The word consent can be a fall back position for some offenders in the knowledge that it can negate a proportion of the forensic evidence which will support a police prosecution case. If the suspect states that the intercourse was consensual then they may hope that any forensci matter obtained linking them to the offence can be explained away.
Ultimately then there are those matters where it will be one word against the other and it is for firstly the CPS and then potentially a jury to decide whether the consent issue claimed by the defendant is in fact ‘true consent’.
The Sexual Offences Act 2003 has three important provisions relating to consent, which apply to sections 1-4, namely rape, assault by penetration, sexual assault and causing a person to engage in sexual activity.

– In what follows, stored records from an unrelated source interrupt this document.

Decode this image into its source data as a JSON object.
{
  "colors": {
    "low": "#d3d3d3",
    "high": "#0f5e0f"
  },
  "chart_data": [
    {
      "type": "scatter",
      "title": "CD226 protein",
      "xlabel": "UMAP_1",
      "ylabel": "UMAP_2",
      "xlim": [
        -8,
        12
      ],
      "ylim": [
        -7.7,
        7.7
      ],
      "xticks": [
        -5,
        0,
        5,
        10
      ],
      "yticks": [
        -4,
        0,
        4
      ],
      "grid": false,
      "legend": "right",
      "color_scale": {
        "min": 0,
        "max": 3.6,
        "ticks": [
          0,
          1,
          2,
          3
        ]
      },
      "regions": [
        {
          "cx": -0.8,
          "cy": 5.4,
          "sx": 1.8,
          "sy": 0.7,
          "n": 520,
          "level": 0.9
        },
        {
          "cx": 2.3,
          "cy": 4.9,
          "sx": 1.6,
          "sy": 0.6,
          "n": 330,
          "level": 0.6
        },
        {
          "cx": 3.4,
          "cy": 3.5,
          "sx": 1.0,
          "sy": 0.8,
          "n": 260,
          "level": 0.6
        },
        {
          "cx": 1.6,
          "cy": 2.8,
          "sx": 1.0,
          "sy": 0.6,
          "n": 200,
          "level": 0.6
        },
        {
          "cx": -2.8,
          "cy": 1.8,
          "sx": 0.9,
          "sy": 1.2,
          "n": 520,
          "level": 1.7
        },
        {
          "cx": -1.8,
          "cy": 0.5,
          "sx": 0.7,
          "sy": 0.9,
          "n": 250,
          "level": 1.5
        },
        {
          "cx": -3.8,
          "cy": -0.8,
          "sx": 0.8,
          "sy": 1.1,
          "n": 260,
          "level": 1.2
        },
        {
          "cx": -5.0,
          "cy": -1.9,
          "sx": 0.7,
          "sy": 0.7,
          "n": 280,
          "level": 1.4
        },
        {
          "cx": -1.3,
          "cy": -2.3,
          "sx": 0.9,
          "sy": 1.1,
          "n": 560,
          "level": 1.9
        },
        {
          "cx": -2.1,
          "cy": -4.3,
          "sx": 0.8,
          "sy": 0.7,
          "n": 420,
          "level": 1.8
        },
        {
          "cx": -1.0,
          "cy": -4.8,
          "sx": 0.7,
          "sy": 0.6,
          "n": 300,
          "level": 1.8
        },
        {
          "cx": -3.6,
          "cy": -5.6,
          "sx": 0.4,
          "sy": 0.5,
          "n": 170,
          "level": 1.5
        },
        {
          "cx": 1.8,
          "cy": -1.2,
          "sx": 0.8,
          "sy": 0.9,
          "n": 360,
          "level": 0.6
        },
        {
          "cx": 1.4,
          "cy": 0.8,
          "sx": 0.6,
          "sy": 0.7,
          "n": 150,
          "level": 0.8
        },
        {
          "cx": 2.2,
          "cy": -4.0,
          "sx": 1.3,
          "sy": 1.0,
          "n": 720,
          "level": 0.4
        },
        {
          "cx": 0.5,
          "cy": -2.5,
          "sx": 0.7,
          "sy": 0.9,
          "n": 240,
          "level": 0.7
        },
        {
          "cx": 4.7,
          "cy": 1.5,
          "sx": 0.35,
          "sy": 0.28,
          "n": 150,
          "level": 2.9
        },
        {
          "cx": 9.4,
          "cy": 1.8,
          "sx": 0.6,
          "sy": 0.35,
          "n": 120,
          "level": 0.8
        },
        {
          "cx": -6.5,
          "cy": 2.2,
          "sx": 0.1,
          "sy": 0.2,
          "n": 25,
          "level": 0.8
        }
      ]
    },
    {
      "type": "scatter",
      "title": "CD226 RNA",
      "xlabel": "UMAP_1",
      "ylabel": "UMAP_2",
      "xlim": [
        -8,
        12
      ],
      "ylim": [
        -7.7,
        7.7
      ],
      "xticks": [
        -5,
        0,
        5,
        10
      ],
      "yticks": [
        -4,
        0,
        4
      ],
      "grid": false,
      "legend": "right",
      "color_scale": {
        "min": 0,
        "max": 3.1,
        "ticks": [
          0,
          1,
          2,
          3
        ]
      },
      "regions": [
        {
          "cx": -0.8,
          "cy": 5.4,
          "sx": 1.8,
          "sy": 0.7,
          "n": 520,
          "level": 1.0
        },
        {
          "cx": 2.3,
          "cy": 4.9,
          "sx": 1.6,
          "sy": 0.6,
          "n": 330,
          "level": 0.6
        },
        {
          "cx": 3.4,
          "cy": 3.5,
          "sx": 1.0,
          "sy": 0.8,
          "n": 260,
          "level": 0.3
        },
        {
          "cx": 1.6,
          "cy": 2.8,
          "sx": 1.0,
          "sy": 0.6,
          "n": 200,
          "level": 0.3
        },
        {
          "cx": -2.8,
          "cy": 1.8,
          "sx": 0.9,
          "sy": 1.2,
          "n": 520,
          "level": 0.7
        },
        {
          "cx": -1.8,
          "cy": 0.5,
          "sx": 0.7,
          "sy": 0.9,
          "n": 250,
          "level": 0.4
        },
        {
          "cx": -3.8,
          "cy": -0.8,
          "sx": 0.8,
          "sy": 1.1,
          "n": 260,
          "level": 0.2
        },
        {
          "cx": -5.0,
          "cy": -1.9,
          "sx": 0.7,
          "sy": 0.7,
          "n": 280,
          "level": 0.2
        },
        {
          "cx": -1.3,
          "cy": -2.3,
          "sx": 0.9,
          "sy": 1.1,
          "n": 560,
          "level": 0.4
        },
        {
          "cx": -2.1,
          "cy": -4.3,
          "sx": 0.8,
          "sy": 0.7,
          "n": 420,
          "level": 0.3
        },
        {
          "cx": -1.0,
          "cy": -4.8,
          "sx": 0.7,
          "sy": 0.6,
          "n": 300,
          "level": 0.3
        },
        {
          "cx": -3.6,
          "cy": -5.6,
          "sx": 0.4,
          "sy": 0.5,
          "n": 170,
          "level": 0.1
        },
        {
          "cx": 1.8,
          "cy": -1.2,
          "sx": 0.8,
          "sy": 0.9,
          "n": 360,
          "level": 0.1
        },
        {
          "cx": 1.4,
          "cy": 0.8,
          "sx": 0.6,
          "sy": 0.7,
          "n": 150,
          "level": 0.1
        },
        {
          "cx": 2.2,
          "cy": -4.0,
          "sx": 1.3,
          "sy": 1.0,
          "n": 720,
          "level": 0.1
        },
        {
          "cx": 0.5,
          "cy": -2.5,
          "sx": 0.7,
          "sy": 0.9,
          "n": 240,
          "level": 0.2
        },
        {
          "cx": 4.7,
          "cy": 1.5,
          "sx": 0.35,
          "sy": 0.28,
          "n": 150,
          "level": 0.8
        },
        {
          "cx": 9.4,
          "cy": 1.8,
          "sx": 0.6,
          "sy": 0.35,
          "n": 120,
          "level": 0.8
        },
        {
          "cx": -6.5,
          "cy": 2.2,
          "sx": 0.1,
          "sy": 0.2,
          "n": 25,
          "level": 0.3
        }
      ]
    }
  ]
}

These are:
1. A statutory definition of consent
2. The test of reasonable belief in consent
3. The evidential and conclusive presumptions about consent and the defendant’s belief in consent
Statutory definition of consent
Section 74 defines consent as “if he agrees by choice, and has the freedom and capacity to make that choice”. One question that needs to be answered is whether a complainant had the capacity (i.e. the age and understanding) to make a choice about whether or not to take part in the sexual activity at the time in question. There is no definition of capacity in the 2003 Act.
The question of capacity to consent can be an important issue when a complainant is voluntarily intoxicated to the point of stupefaction at the time of the incident. See R v Bree  EWCA 256
which emphasises the importance of ‘capacity to consent’ in cases when it appears that a complainant has been extremely affected by the voluntary consumption of drink and/or drugs.
Reasonable belief in consent
Deciding whether a belief is reasonable is to be determined having regard to all the circumstances, including any steps one party has taken to ascertain whether the other party consents. The Act abolishes the Morgan defence of a genuine though unreasonably mistaken belief as to the consent of the complainant. It means that the defendant has the responsibility to ensure that the other person consents to the sexual activity at the time in question.
The test of reasonable belief is a subjective one with an objective element which is best dealt with by asking two questions:
(1) Did the defendant believe the complainant consented? This relates to his or her personal capacity to evaluate consent (the subjective element of the test).
(2) If so, did the defendant reasonably believe it? It will be for the jury to decide if his or her belief was reasonable (the objective element).
Evidential presumptions (section 75)
If the defendant did the relevant act, as defined in section 77 and other elements specified in the Act exist and the defendant knew they existed, then the complainant is to be taken not to have consented. One very relevant circumstance highlighted recently is:The complainant was asleep or otherwise unconscious at the time
The above are the definitions and interpretations covered in legislation. What must take a precedent above all of this is the idea that every person, male and female, has the right to say NO and withdraw consent at any point.
If a person states they do not want to engage in or continue some sexual act then that consent has clearly been identified to the other party. Continue and, well rape is a four letter word but a long sentence.